Evaluation of sensitivity and specificity of bone marrow trephine biopsy tests in an Indian teaching hospital
Published in Alexandria Journal of Medicine, 2018
Sima Chauhan, Sarita Pradhan, Ripunjaya Mohanty, Abhishek Saini, Kumudini Devi, Mahesh Chandra Sahu
The clinical indications, physical findings and peripheral smear findings of patients were compiled. Under local anesthesia (2% xylocaine, 2% lignocaine) infiltration of periosteal region, the BMA and BMB were done from posterior superior iliac spine, by using jamshidi needle. Patient is made to lie on their side (lateral decubitus position). A Bone marrow aspiration needle was inserted through the skin with pressure until it abuts the bone. The needle was advanced through the bony cortex and in the marrow cavity with twisting motion of the hand and wrist of the clinician. After the needle tip reaches the marrow cavity, a syringe was attached to the back of the jamshidi needle and aspiration done. A twisting motion is performed during the aspiration to avoid excess content of blood in the sample. For BMA procedure, Jamshidi needle (13 G for children, 11 G for adults) and Illinois needle size 18 were used. Subsequently 0.25–0.5 ml aspirate was withdrawn using a 2 ml plastic syringe and smears were prepared immediately. Trephine BMB was done using Jamshidi biopsy needle and at the same incision but approximately 0.5–1.0 cm away from aspiration site to avoid getting a haemorrhagic biopsy.
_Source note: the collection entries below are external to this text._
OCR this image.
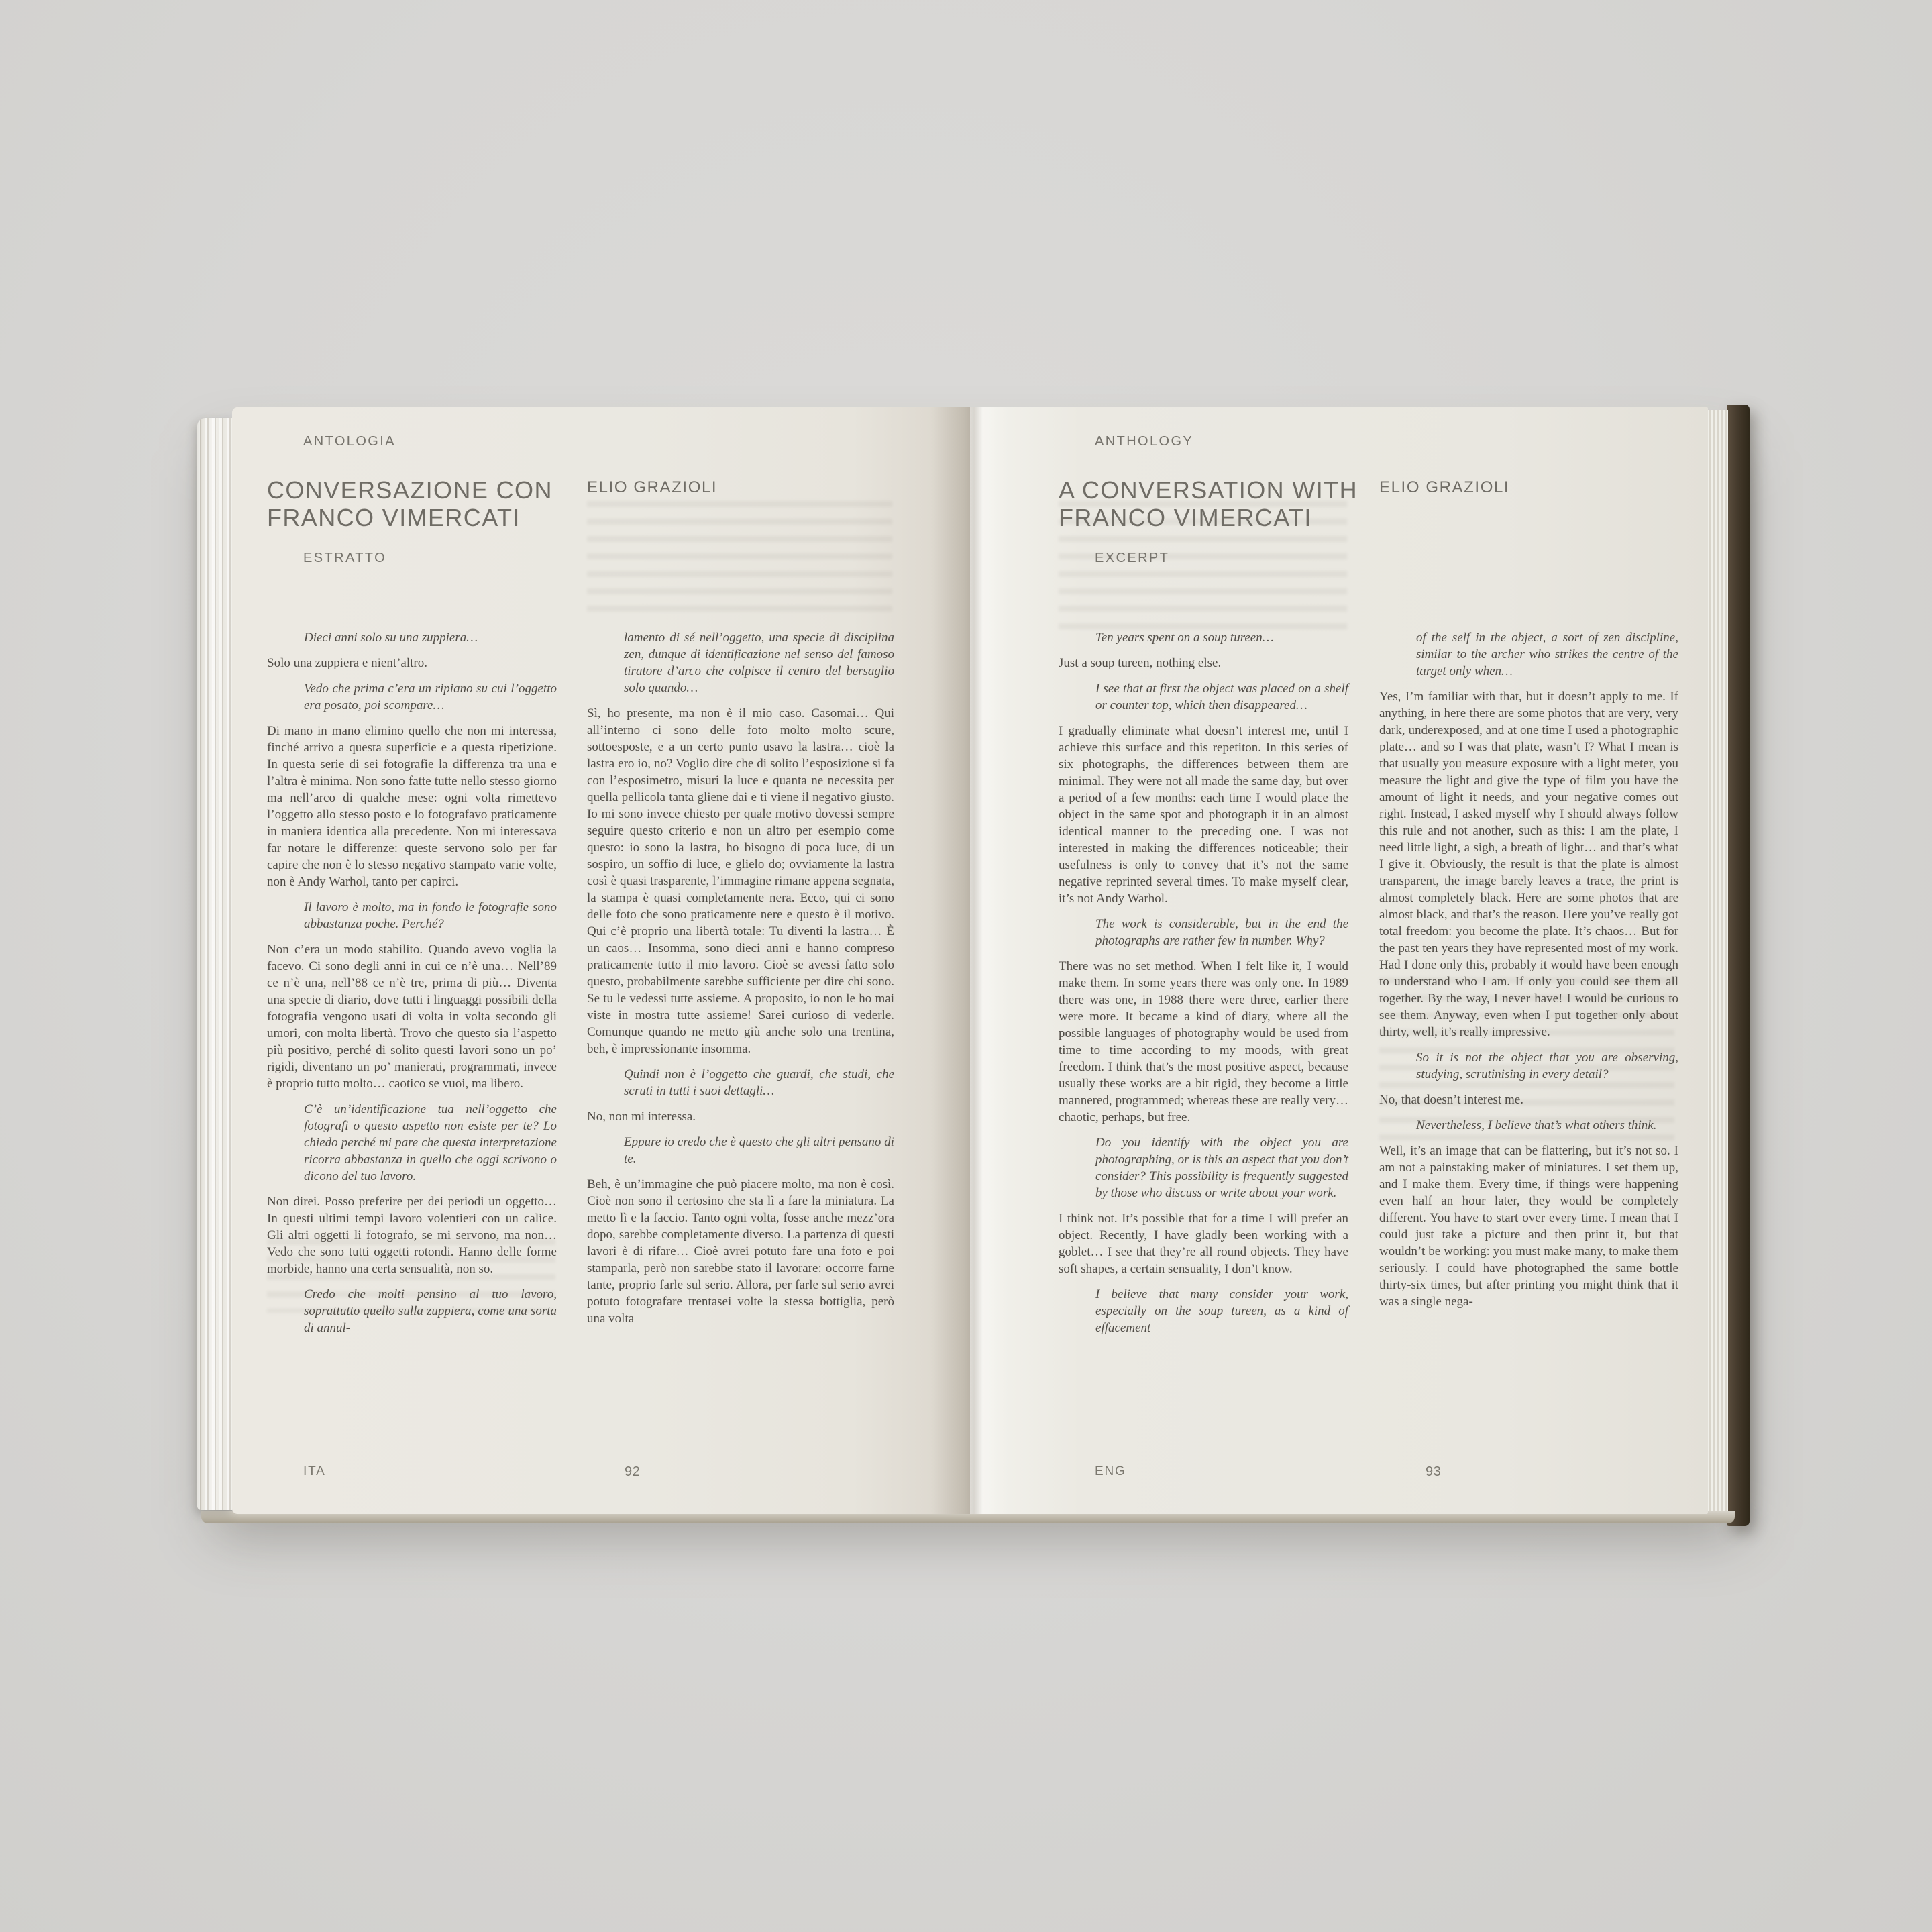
ANTOLOGIA
CONVERSAZIONE CON
FRANCO VIMERCATI
ELIO GRAZIOLI
ESTRATTO

Dieci anni solo su una zuppiera…

Solo una zuppiera e nient’altro.

Vedo che prima c’era un ripiano su cui l’oggetto era posato, poi scompare…

Di mano in mano elimino quello che non mi interessa, finché arrivo a questa superficie e a questa ripetizione. In questa serie di sei fotografie la differenza tra una e l’altra è minima. Non sono fatte tutte nello stesso giorno ma nell’arco di qualche mese: ogni volta rimettevo l’oggetto allo stesso posto e lo fotografavo praticamente in maniera identica alla precedente. Non mi interessava far notare le differenze: queste servono solo per far capire che non è lo stesso negativo stampato varie volte, non è Andy Warhol, tanto per capirci.

Il lavoro è molto, ma in fondo le fotografie sono abbastanza poche. Perché?

Non c’era un modo stabilito. Quando avevo voglia la facevo. Ci sono degli anni in cui ce n’è una… Nell’89 ce n’è una, nell’88 ce n’è tre, prima di più… Diventa una specie di diario, dove tutti i linguaggi possibili della fotografia vengono usati di volta in volta secondo gli umori, con molta libertà. Trovo che questo sia l’aspetto più positivo, perché di solito questi lavori sono un po’ rigidi, diventano un po’ manierati, programmati, invece è proprio tutto molto… caotico se vuoi, ma libero.

C’è un’identificazione tua nell’oggetto che fotografi o questo aspetto non esiste per te? Lo chiedo perché mi pare che questa interpretazione ricorra abbastanza in quello che oggi scrivono o dicono del tuo lavoro.

Non direi. Posso preferire per dei periodi un oggetto… In questi ultimi tempi lavoro volentieri con un calice. Gli altri oggetti li fotografo, se mi servono, ma non… Vedo che sono tutti oggetti rotondi. Hanno delle forme morbide, hanno una certa sensualità, non so.

Credo che molti pensino al tuo lavoro, soprattutto quello sulla zuppiera, come una sorta di annul-

lamento di sé nell’oggetto, una specie di disciplina zen, dunque di identificazione nel senso del famoso tiratore d’arco che colpisce il centro del bersaglio solo quando…

Sì, ho presente, ma non è il mio caso. Casomai… Qui all’interno ci sono delle foto molto molto scure, sottoesposte, e a un certo punto usavo la lastra… cioè la lastra ero io, no? Voglio dire che di solito l’esposizione si fa con l’esposimetro, misuri la luce e quanta ne necessita per quella pellicola tanta gliene dai e ti viene il negativo giusto. Io mi sono invece chiesto per quale motivo dovessi sempre seguire questo criterio e non un altro per esempio come questo: io sono la lastra, ho bisogno di poca luce, di un sospiro, un soffio di luce, e glielo do; ovviamente la lastra così è quasi trasparente, l’immagine rimane appena segnata, la stampa è quasi completamente nera. Ecco, qui ci sono delle foto che sono praticamente nere e questo è il motivo. Qui c’è proprio una libertà totale: Tu diventi la lastra… È un caos… Insomma, sono dieci anni e hanno compreso praticamente tutto il mio lavoro. Cioè se avessi fatto solo questo, probabilmente sarebbe sufficiente per dire chi sono. Se tu le vedessi tutte assieme. A proposito, io non le ho mai viste in mostra tutte assieme! Sarei curioso di vederle. Comunque quando ne metto giù anche solo una trentina, beh, è impressionante insomma.

Quindi non è l’oggetto che guardi, che studi, che scruti in tutti i suoi dettagli…

No, non mi interessa.

Eppure io credo che è questo che gli altri pensano di te.

Beh, è un’immagine che può piacere molto, ma non è così. Cioè non sono il certosino che sta lì a fare la miniatura. La metto lì e la faccio. Tanto ogni volta, fosse anche mezz’ora dopo, sarebbe completamente diverso. La partenza di questi lavori è di rifare… Cioè avrei potuto fare una foto e poi stamparla, però non sarebbe stato il lavorare: occorre farne tante, proprio farle sul serio. Allora, per farle sul serio avrei potuto fotografare trentasei volte la stessa bottiglia, però una volta

ITA	92
ANTHOLOGY
A CONVERSATION WITH
FRANCO VIMERCATI
ELIO GRAZIOLI
EXCERPT

Ten years spent on a soup tureen…

Just a soup tureen, nothing else.

I see that at first the object was placed on a shelf or counter top, which then disappeared…

I gradually eliminate what doesn’t interest me, until I achieve this surface and this repetiton. In this series of six photographs, the differences between them are minimal. They were not all made the same day, but over a period of a few months: each time I would place the object in the same spot and photograph it in an almost identical manner to the preceding one. I was not interested in making the differences noticeable; their usefulness is only to convey that it’s not the same negative reprinted several times. To make myself clear, it’s not Andy Warhol.

The work is considerable, but in the end the photographs are rather few in number. Why?

There was no set method. When I felt like it, I would make them. In some years there was only one. In 1989 there was one, in 1988 there were three, earlier there were more. It became a kind of diary, where all the possible languages of photography would be used from time to time according to my moods, with great freedom. I think that’s the most positive aspect, because usually these works are a bit rigid, they become a little mannered, programmed; whereas these are really very… chaotic, perhaps, but free.

Do you identify with the object you are photographing, or is this an aspect that you don’t consider? This possibility is frequently suggested by those who discuss or write about your work.

I think not. It’s possible that for a time I will prefer an object. Recently, I have gladly been working with a goblet… I see that they’re all round objects. They have soft shapes, a certain sensuality, I don’t know.

I believe that many consider your work, especially on the soup tureen, as a kind of effacement

of the self in the object, a sort of zen discipline, similar to the archer who strikes the centre of the target only when…

Yes, I’m familiar with that, but it doesn’t apply to me. If anything, in here there are some photos that are very, very dark, underexposed, and at one time I used a photographic plate… and so I was that plate, wasn’t I? What I mean is that usually you measure exposure with a light meter, you measure the light and give the type of film you have the amount of light it needs, and your negative comes out right. Instead, I asked myself why I should always follow this rule and not another, such as this: I am the plate, I need little light, a sigh, a breath of light… and that’s what I give it. Obviously, the result is that the plate is almost transparent, the image barely leaves a trace, the print is almost completely black. Here are some photos that are almost black, and that’s the reason. Here you’ve really got total freedom: you become the plate. It’s chaos… But for the past ten years they have represented most of my work. Had I done only this, probably it would have been enough to understand who I am. If only you could see them all together. By the way, I never have! I would be curious to see them. Anyway, even when I put together only about thirty, well, it’s really impressive.

So it is not the object that you are observing, studying, scrutinising in every detail?

No, that doesn’t interest me.

Nevertheless, I believe that’s what others think.

Well, it’s an image that can be flattering, but it’s not so. I am not a painstaking maker of miniatures. I set them up, and I make them. Every time, if things were happening even half an hour later, they would be completely different. You have to start over every time. I mean that I could just take a picture and then print it, but that wouldn’t be working: you must make many, to make them seriously. I could have photographed the same bottle thirty-six times, but after printing you might think that it was a single nega-

ENG	93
In patients of thrombocytopenia, 5 minof firm pressure was applied at the end of the procedure. At the same time patients were asked to lie down on their back for further 10–15 min for prolonged pressure. Aspiration smears were stained with Giemsa stain after being fixed in alcohol. Prussion blue stain for iron store assessment and grading was done routinely. Biopsy specimen was fixed using 10% buffered formalin and decalcified using 10% formic acid for 24 h and processed by preparing paraffin wax embedding sections. Histological sections were made approximately 1–2 µm thick. Haematoxylin and eosin (H&E) stain was used and reticulin fibres were stained with Gomori’s silver impregnation method routinely. Immuno histo chemistry (IHC) was done as and when required.